Trying to strike that elusive ‘balance’ is hard, but why is it that on our quest to figure out the perfect life equation, the first thing we’re willing to subtract is sleep? While striking a balance between work, workouts and social commitments can be tough, sleep should be a constant priority. While our bodies are amazing and capable of incredible things, we have to remember that we’re only human and contrary to what we might think, we can’t run on empty, so it’s imperative we give our bodies the rest and repair they need every single night. You wouldn’t leave your car engine running all night and still expect it to start in the morning, so why should we treat our bodies any differently?

But it’s not just our mood lack of sleep can interfere with… not clocking 7-8 hours of quality sleep a night can affect your weight too. Sleep plays a big part in everything from appetite and digestion right through to cravings and metabolism. Lack of sleep or poor sleep quality can slow the body’s metabolism down, prompting the body to store fat instead of expending it, it can alter your bodies hunger hormones, increasing your appetite and it can also increase cravings for high salt high sugar foods.

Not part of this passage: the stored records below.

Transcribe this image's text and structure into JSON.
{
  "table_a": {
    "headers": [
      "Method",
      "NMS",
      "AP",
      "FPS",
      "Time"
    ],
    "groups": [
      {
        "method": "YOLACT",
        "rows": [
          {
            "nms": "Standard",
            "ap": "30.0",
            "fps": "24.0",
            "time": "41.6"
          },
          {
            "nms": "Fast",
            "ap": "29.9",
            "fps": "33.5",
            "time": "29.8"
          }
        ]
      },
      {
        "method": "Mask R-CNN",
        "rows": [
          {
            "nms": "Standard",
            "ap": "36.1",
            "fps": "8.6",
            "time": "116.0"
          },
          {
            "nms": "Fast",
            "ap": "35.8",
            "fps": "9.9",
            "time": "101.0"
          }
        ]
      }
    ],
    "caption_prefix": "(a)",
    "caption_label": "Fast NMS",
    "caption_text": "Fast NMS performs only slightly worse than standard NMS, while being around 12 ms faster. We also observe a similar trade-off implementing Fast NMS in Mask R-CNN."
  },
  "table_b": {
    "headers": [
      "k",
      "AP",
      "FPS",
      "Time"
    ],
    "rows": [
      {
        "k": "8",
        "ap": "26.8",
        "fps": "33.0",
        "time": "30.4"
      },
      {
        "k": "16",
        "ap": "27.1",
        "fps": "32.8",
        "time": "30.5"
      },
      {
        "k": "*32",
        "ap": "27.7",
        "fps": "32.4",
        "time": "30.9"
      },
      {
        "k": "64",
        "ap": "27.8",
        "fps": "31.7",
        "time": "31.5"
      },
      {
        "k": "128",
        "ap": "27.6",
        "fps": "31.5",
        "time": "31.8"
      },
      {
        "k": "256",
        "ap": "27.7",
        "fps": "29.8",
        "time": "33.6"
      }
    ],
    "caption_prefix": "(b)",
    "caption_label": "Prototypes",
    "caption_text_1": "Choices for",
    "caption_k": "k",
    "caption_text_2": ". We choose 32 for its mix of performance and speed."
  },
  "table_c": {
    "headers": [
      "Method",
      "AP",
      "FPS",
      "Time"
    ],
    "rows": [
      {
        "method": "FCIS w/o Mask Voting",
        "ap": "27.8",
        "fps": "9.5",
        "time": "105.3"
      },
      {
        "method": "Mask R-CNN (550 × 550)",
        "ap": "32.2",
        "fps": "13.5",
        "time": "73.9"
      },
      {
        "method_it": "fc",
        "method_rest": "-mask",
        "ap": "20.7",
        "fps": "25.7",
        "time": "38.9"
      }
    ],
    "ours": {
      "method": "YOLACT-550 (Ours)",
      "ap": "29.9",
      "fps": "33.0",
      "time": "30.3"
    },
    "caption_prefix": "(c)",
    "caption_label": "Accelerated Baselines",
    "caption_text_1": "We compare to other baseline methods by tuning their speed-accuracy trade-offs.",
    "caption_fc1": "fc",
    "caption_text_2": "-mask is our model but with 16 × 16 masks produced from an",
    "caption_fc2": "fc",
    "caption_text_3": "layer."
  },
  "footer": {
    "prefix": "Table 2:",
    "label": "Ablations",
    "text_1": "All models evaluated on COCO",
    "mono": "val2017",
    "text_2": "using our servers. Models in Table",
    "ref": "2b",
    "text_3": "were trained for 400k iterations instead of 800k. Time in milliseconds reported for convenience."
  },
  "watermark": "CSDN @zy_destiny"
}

Here are some tips on how to help yourself with sleep:

Tech free zone 


Having one last scroll through instagram before bed might seem harmless in theory, but mobiles, laptops and iPads emit electromagnetic radiation, which can disrupt and delay the quality of your sleep. Keep tech devices out of the bedroom and try and limit screen time at least two hours before you hit lights out.

Create a PM routine 


Maintaining a regular bedtime each night will help your body slip into a regular circadian rhythm (a.k.a. body clock). Furthermore, creating some night time habits like dimming the lights two hours before bed and having a cup of calming tea (caffeine free of course).

Limit food and drink 


Limit caffeine and alcohol consumption in the afternoon to avoid an excess of toxins in the body before bed. In theory, a nightcap might initially help you fall asleep, but it will interrupt the quality and usually results in broken sleep. Similarly, try and finish eating at least two hours prior to bed as the digestive process can interrupt sleep.

Regulate temperature 


As tempting as it is to fall into a piping hot shower before you hit the hay, warming the body will actually end up keeping it awake. When your temperature cools down, it slows our metabolic rate right down, making everything we do that little bit harder and slower – perfect to lull you to sleep!